Startups

Bison Ventures says billion-dollar AI seed rounds are still the exception

Ellie McDonald argues that giant first financings grab attention, but historical data shows high entry prices often limit venture-style returns.

Jordan Bell

By Jordan Bell · Startups & Deals Reporter

· 3 min read

Bison Ventures says billion-dollar AI seed rounds are still the exception
Photo: Crunchbase News

Billion-dollar seed rounds in AI are getting the market’s attention, but Bison Ventures says the basic math of venture investing has not changed. For investors watching private companies become future IPO candidates, the key issue is entry price: the more early backers pay upfront, the less room there may be for returns to multiply.

Ellie McDonald, a principal at Bison Ventures, pointed to recent AI financings as examples of the new headline cycle. Yann LeCun raised $1 billion for a new company, Project Prometheus launched with $6.2 billion, and Unconventional AI raised $475 million two months after being founded, according to Crunchbase-linked company data cited by McDonald.

McDonald argues those deals should not be read as proof that seed investing has been permanently reset. A seed round is usually a startup’s first major outside financing. In venture capital, the goal is often to buy ownership early enough that a later sale or initial public offering can turn a small check into a much larger outcome.

The biotech comparison

Bison Ventures has studied biotech, a sector where very large first rounds have been around for longer. McDonald wrote that biotech companies often need substantial money early because clinical trials are expensive. A Phase 1 trial, the first stage of testing a drug in humans, cannot usually be run on a small software-style seed budget.

That need for capital does not automatically lead to stronger investor returns, according to McDonald. Bison Ventures compiled publicly available data on roughly 200 first financing rounds of $100 million or more over the past 15 years. The firm found that 20% of those companies had recorded exits, meaning a sale or public-market listing.

Only a small subset of those exits produced what McDonald described as venture-like performance: at least 10 times MOIC. MOIC, or multiple on invested capital, measures how many dollars an investor gets back for each dollar invested. By Bison’s count, about 1% of companies that raised at least $100 million in their first round produced returns high enough to support the venture model.

AI may add winners, but price still matters

McDonald said the dataset could improve if leading AI companies deliver strong exits. She wrote that OpenAI and Anthropic would about double the number of outlier returns in the dataset when they exit.
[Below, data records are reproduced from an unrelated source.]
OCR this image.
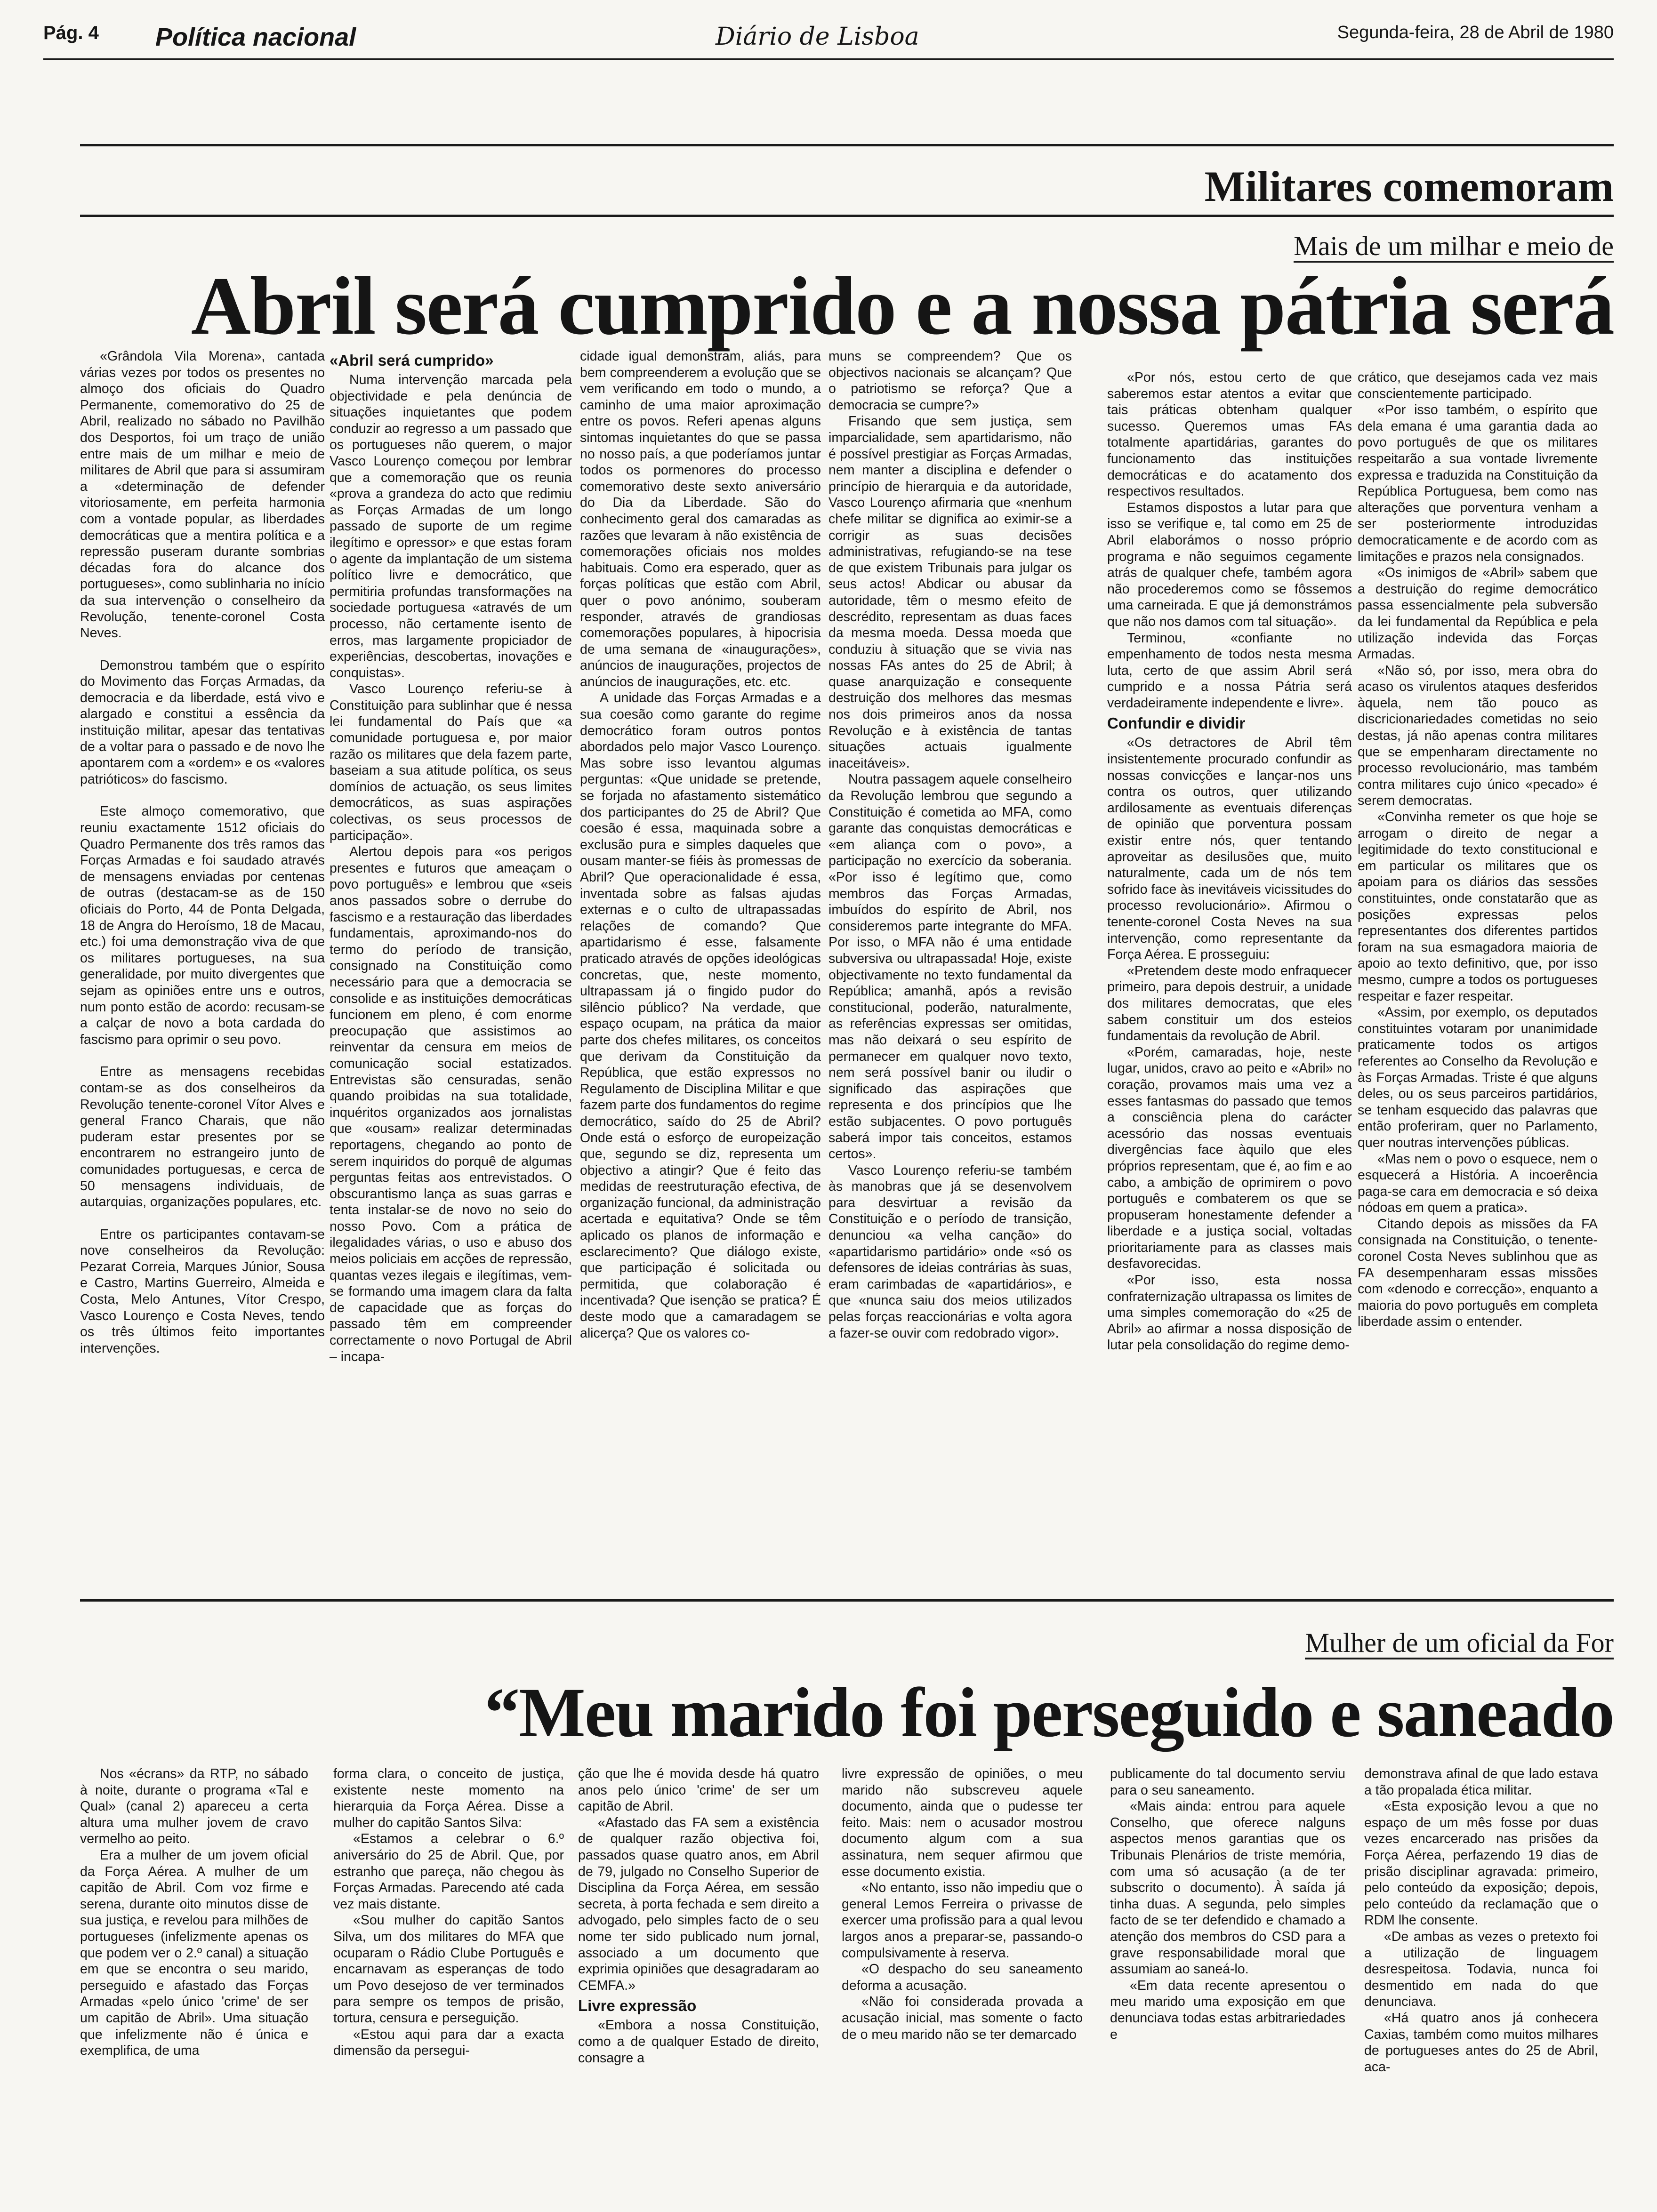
Pág. 4 Política nacional	Diário de Lisboa	Segunda-feira, 28 de Abril de 1980
Militares comemoram
Mais de um milhar e meio de
Abril será cumprido e a nossa pátria será

«Grândola Vila Morena», cantada várias vezes por todos os presentes no almoço dos oficiais do Quadro Permanente, comemorativo do 25 de Abril, realizado no sábado no Pavilhão dos Desportos, foi um traço de união entre mais de um milhar e meio de militares de Abril que para si assumiram a «determinação de defender vitoriosamente, em perfeita harmonia com a vontade popular, as liberdades democráticas que a mentira política e a repressão puseram durante sombrias décadas fora do alcance dos portugueses», como sublinharia no início da sua intervenção o conselheiro da Revolução, tenente-coronel Costa Neves.

Demonstrou também que o espírito do Movimento das Forças Armadas, da democracia e da liberdade, está vivo e alargado e constitui a essência da instituição militar, apesar das tentativas de a voltar para o passado e de novo lhe apontarem com a «ordem» e os «valores patrióticos» do fascismo.

Este almoço comemorativo, que reuniu exactamente 1512 oficiais do Quadro Permanente dos três ramos das Forças Armadas e foi saudado através de mensagens enviadas por centenas de outras (destacam-se as de 150 oficiais do Porto, 44 de Ponta Delgada, 18 de Angra do Heroísmo, 18 de Macau, etc.) foi uma demonstração viva de que os militares portugueses, na sua generalidade, por muito divergentes que sejam as opiniões entre uns e outros, num ponto estão de acordo: recusam-se a calçar de novo a bota cardada do fascismo para oprimir o seu povo.

Entre as mensagens recebidas contam-se as dos conselheiros da Revolução tenente-coronel Vítor Alves e general Franco Charais, que não puderam estar presentes por se encontrarem no estrangeiro junto de comunidades portuguesas, e cerca de 50 mensagens individuais, de autarquias, organizações populares, etc.

Entre os participantes contavam-se nove conselheiros da Revolução: Pezarat Correia, Marques Júnior, Sousa e Castro, Martins Guerreiro, Almeida e Costa, Melo Antunes, Vítor Crespo, Vasco Lourenço e Costa Neves, tendo os três últimos feito importantes intervenções.

«Abril será cumprido»

Numa intervenção marcada pela objectividade e pela denúncia de situações inquietantes que podem conduzir ao regresso a um passado que os portugueses não querem, o major Vasco Lourenço começou por lembrar que a comemoração que os reunia «prova a grandeza do acto que redimiu as Forças Armadas de um longo passado de suporte de um regime ilegítimo e opressor» e que estas foram o agente da implantação de um sistema político livre e democrático, que permitiria profundas transformações na sociedade portuguesa «através de um processo, não certamente isento de erros, mas largamente propiciador de experiências, descobertas, inovações e conquistas».

Vasco Lourenço referiu-se à Constituição para sublinhar que é nessa lei fundamental do País que «a comunidade portuguesa e, por maior razão os militares que dela fazem parte, baseiam a sua atitude política, os seus domínios de actuação, os seus limites democráticos, as suas aspirações colectivas, os seus processos de participação».

Alertou depois para «os perigos presentes e futuros que ameaçam o povo português» e lembrou que «seis anos passados sobre o derrube do fascismo e a restauração das liberdades fundamentais, aproximando-nos do termo do período de transição, consignado na Constituição como necessário para que a democracia se consolide e as instituições democráticas funcionem em pleno, é com enorme preocupação que assistimos ao reinventar da censura em meios de comunicação social estatizados. Entrevistas são censuradas, senão quando proibidas na sua totalidade, inquéritos organizados aos jornalistas que «ousam» realizar determinadas reportagens, chegando ao ponto de serem inquiridos do porquê de algumas perguntas feitas aos entrevistados. O obscurantismo lança as suas garras e tenta instalar-se de novo no seio do nosso Povo. Com a prática de ilegalidades várias, o uso e abuso dos meios policiais em acções de repressão, quantas vezes ilegais e ilegítimas, vem-se formando uma imagem clara da falta de capacidade que as forças do passado têm em compreender correctamente o novo Portugal de Abril – incapa-

cidade igual demonstram, aliás, para bem compreenderem a evolução que se vem verificando em todo o mundo, a caminho de uma maior aproximação entre os povos. Referi apenas alguns sintomas inquietantes do que se passa no nosso país, a que poderíamos juntar todos os pormenores do processo comemorativo deste sexto aniversário do Dia da Liberdade. São do conhecimento geral dos camaradas as razões que levaram à não existência de comemorações oficiais nos moldes habituais. Como era esperado, quer as forças políticas que estão com Abril, quer o povo anónimo, souberam responder, através de grandiosas comemorações populares, à hipocrisia de uma semana de «inaugurações», anúncios de inaugurações, projectos de anúncios de inaugurações, etc. etc.

A unidade das Forças Armadas e a sua coesão como garante do regime democrático foram outros pontos abordados pelo major Vasco Lourenço. Mas sobre isso levantou algumas perguntas: «Que unidade se pretende, se forjada no afastamento sistemático dos participantes do 25 de Abril? Que coesão é essa, maquinada sobre a exclusão pura e simples daqueles que ousam manter-se fiéis às promessas de Abril? Que operacionalidade é essa, inventada sobre as falsas ajudas externas e o culto de ultrapassadas relações de comando? Que apartidarismo é esse, falsamente praticado através de opções ideológicas concretas, que, neste momento, ultrapassam já o fingido pudor do silêncio público? Na verdade, que espaço ocupam, na prática da maior parte dos chefes militares, os conceitos que derivam da Constituição da República, que estão expressos no Regulamento de Disciplina Militar e que fazem parte dos fundamentos do regime democrático, saído do 25 de Abril? Onde está o esforço de europeização que, segundo se diz, representa um objectivo a atingir? Que é feito das medidas de reestruturação efectiva, de organização funcional, da administração acertada e equitativa? Onde se têm aplicado os planos de informação e esclarecimento? Que diálogo existe, que participação é solicitada ou permitida, que colaboração é incentivada? Que isenção se pratica? É deste modo que a camaradagem se alicerça? Que os valores co-

muns se compreendem? Que os objectivos nacionais se alcançam? Que o patriotismo se reforça? Que a democracia se cumpre?»

Frisando que sem justiça, sem imparcialidade, sem apartidarismo, não é possível prestigiar as Forças Armadas, nem manter a disciplina e defender o princípio de hierarquia e da autoridade, Vasco Lourenço afirmaria que «nenhum chefe militar se dignifica ao eximir-se a corrigir as suas decisões administrativas, refugiando-se na tese de que existem Tribunais para julgar os seus actos! Abdicar ou abusar da autoridade, têm o mesmo efeito de descrédito, representam as duas faces da mesma moeda. Dessa moeda que conduziu à situação que se vivia nas nossas FAs antes do 25 de Abril; à quase anarquização e consequente destruição dos melhores das mesmas nos dois primeiros anos da nossa Revolução e à existência de tantas situações actuais igualmente inaceitáveis».

Noutra passagem aquele conselheiro da Revolução lembrou que segundo a Constituição é cometida ao MFA, como garante das conquistas democráticas e «em aliança com o povo», a participação no exercício da soberania. «Por isso é legítimo que, como membros das Forças Armadas, imbuídos do espírito de Abril, nos consideremos parte integrante do MFA. Por isso, o MFA não é uma entidade subversiva ou ultrapassada! Hoje, existe objectivamente no texto fundamental da República; amanhã, após a revisão constitucional, poderão, naturalmente, as referências expressas ser omitidas, mas não deixará o seu espírito de permanecer em qualquer novo texto, nem será possível banir ou iludir o significado das aspirações que representa e dos princípios que lhe estão subjacentes. O povo português saberá impor tais conceitos, estamos certos».

Vasco Lourenço referiu-se também às manobras que já se desenvolvem para desvirtuar a revisão da Constituição e o período de transição, denunciou «a velha canção» do «apartidarismo partidário» onde «só os defensores de ideias contrárias às suas, eram carimbadas de «apartidários», e que «nunca saiu dos meios utilizados pelas forças reaccionárias e volta agora a fazer-se ouvir com redobrado vigor».

«Por nós, estou certo de que saberemos estar atentos a evitar que tais práticas obtenham qualquer sucesso. Queremos umas FAs totalmente apartidárias, garantes do funcionamento das instituições democráticas e do acatamento dos respectivos resultados.

Estamos dispostos a lutar para que isso se verifique e, tal como em 25 de Abril elaborámos o nosso próprio programa e não seguimos cegamente atrás de qualquer chefe, também agora não procederemos como se fôssemos uma carneirada. E que já demonstrámos que não nos damos com tal situação».

Terminou, «confiante no empenhamento de todos nesta mesma luta, certo de que assim Abril será cumprido e a nossa Pátria será verdadeiramente independente e livre».

Confundir e dividir

«Os detractores de Abril têm insistentemente procurado confundir as nossas convicções e lançar-nos uns contra os outros, quer utilizando ardilosamente as eventuais diferenças de opinião que porventura possam existir entre nós, quer tentando aproveitar as desilusões que, muito naturalmente, cada um de nós tem sofrido face às inevitáveis vicissitudes do processo revolucionário». Afirmou o tenente-coronel Costa Neves na sua intervenção, como representante da Força Aérea. E prosseguiu:

«Pretendem deste modo enfraquecer primeiro, para depois destruir, a unidade dos militares democratas, que eles sabem constituir um dos esteios fundamentais da revolução de Abril.

«Porém, camaradas, hoje, neste lugar, unidos, cravo ao peito e «Abril» no coração, provamos mais uma vez a esses fantasmas do passado que temos a consciência plena do carácter acessório das nossas eventuais divergências face àquilo que eles próprios representam, que é, ao fim e ao cabo, a ambição de oprimirem o povo português e combaterem os que se propuseram honestamente defender a liberdade e a justiça social, voltadas prioritariamente para as classes mais desfavorecidas.

«Por isso, esta nossa confraternização ultrapassa os limites de uma simples comemoração do «25 de Abril» ao afirmar a nossa disposição de lutar pela consolidação do regime demo-

crático, que desejamos cada vez mais conscientemente participado.

«Por isso também, o espírito que dela emana é uma garantia dada ao povo português de que os militares respeitarão a sua vontade livremente expressa e traduzida na Constituição da República Portuguesa, bem como nas alterações que porventura venham a ser posteriormente introduzidas democraticamente e de acordo com as limitações e prazos nela consignados.

«Os inimigos de «Abril» sabem que a destruição do regime democrático passa essencialmente pela subversão da lei fundamental da República e pela utilização indevida das Forças Armadas.

«Não só, por isso, mera obra do acaso os virulentos ataques desferidos àquela, nem tão pouco as discricionariedades cometidas no seio destas, já não apenas contra militares que se empenharam directamente no processo revolucionário, mas também contra militares cujo único «pecado» é serem democratas.

«Convinha remeter os que hoje se arrogam o direito de negar a legitimidade do texto constitucional e em particular os militares que os apoiam para os diários das sessões constituintes, onde constatarão que as posições expressas pelos representantes dos diferentes partidos foram na sua esmagadora maioria de apoio ao texto definitivo, que, por isso mesmo, cumpre a todos os portugueses respeitar e fazer respeitar.

«Assim, por exemplo, os deputados constituintes votaram por unanimidade praticamente todos os artigos referentes ao Conselho da Revolução e às Forças Armadas. Triste é que alguns deles, ou os seus parceiros partidários, se tenham esquecido das palavras que então proferiram, quer no Parlamento, quer noutras intervenções públicas.

«Mas nem o povo o esquece, nem o esquecerá a História. A incoerência paga-se cara em democracia e só deixa nódoas em quem a pratica».

Citando depois as missões da FA consignada na Constituição, o tenente-coronel Costa Neves sublinhou que as FA desempenharam essas missões com «denodo e correcção», enquanto a maioria do povo português em completa liberdade assim o entender.

Mulher de um oficial da For
“Meu marido foi perseguido e saneado

Nos «écrans» da RTP, no sábado à noite, durante o programa «Tal e Qual» (canal 2) apareceu a certa altura uma mulher jovem de cravo vermelho ao peito.

Era a mulher de um jovem oficial da Força Aérea. A mulher de um capitão de Abril. Com voz firme e serena, durante oito minutos disse de sua justiça, e revelou para milhões de portugueses (infelizmente apenas os que podem ver o 2.º canal) a situação em que se encontra o seu marido, perseguido e afastado das Forças Armadas «pelo único 'crime' de ser um capitão de Abril». Uma situação que infelizmente não é única e exemplifica, de uma

forma clara, o conceito de justiça, existente neste momento na hierarquia da Força Aérea. Disse a mulher do capitão Santos Silva:

«Estamos a celebrar o 6.º aniversário do 25 de Abril. Que, por estranho que pareça, não chegou às Forças Armadas. Parecendo até cada vez mais distante.

«Sou mulher do capitão Santos Silva, um dos militares do MFA que ocuparam o Rádio Clube Português e encarnavam as esperanças de todo um Povo desejoso de ver terminados para sempre os tempos de prisão, tortura, censura e perseguição.

«Estou aqui para dar a exacta dimensão da persegui-

ção que lhe é movida desde há quatro anos pelo único 'crime' de ser um capitão de Abril.

«Afastado das FA sem a existência de qualquer razão objectiva foi, passados quase quatro anos, em Abril de 79, julgado no Conselho Superior de Disciplina da Força Aérea, em sessão secreta, à porta fechada e sem direito a advogado, pelo simples facto de o seu nome ter sido publicado num jornal, associado a um documento que exprimia opiniões que desagradaram ao CEMFA.»

Livre expressão

«Embora a nossa Constituição, como a de qualquer Estado de direito, consagre a

livre expressão de opiniões, o meu marido não subscreveu aquele documento, ainda que o pudesse ter feito. Mais: nem o acusador mostrou documento algum com a sua assinatura, nem sequer afirmou que esse documento existia.

«No entanto, isso não impediu que o general Lemos Ferreira o privasse de exercer uma profissão para a qual levou largos anos a preparar-se, passando-o compulsivamente à reserva.

«O despacho do seu saneamento deforma a acusação.

«Não foi considerada provada a acusação inicial, mas somente o facto de o meu marido não se ter demarcado

publicamente do tal documento serviu para o seu saneamento.

«Mais ainda: entrou para aquele Conselho, que oferece nalguns aspectos menos garantias que os Tribunais Plenários de triste memória, com uma só acusação (a de ter subscrito o documento). À saída já tinha duas. A segunda, pelo simples facto de se ter defendido e chamado a atenção dos membros do CSD para a grave responsabilidade moral que assumiam ao saneá-lo.

«Em data recente apresentou o meu marido uma exposição em que denunciava todas estas arbitrariedades e

demonstrava afinal de que lado estava a tão propalada ética militar.

«Esta exposição levou a que no espaço de um mês fosse por duas vezes encarcerado nas prisões da Força Aérea, perfazendo 19 dias de prisão disciplinar agravada: primeiro, pelo conteúdo da exposição; depois, pelo conteúdo da reclamação que o RDM lhe consente.

«De ambas as vezes o pretexto foi a utilização de linguagem desrespeitosa. Todavia, nunca foi desmentido em nada do que denunciava.

«Há quatro anos já conhecera Caxias, também como muitos milhares de portugueses antes do 25 de Abril, aca-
Citing reports, she said OpenAI’s projected IPO valuation could mean 30 to 40 times returns for first-round investors.

That would be a strong result, but McDonald compared it with earlier venture wins where entry prices were much lower. She cited reported returns for Sequoia Capital and Kleiner Perkins on Google of more than 300 times, after each firm turned about $12.5 million into roughly $4 billion. She also cited reports that First Round Capital turned about $500,000 in Uber into $2.5 billion, or nearly 5,000 times.

Her point is that company quality is only one part of the outcome. The valuation paid in the first round can determine how much upside remains for early investors if the company later becomes very large.

Mega-seeds are still a small slice

McDonald wrote that seed rounds of $50 million or more have increased sharply since 2018, while traditionally sized first rounds have also grown. She said the largest deals remain a small share of funded startups and an even smaller share of the companies likely to return venture-scale capital.

Several current AI companies began with smaller first rounds, according to figures cited by McDonald. Cursor raised less than $10 million, ElevenLabs raised $2 million, Legora raised $11 million, Sierra raised $25 million, and Cohere raised $5 million. McDonald said each is now valued above $5 billion and generating hundreds of millions in revenue.

For retail investors, the takeaway is less about predicting which private AI startup wins and more about understanding the financing math before those companies reach public markets. Large early rounds can fund ambitious plans, but Bison Ventures’ analysis suggests capital intensity alone has not historically produced the highest venture returns.

This story draws on original reporting from Crunchbase News.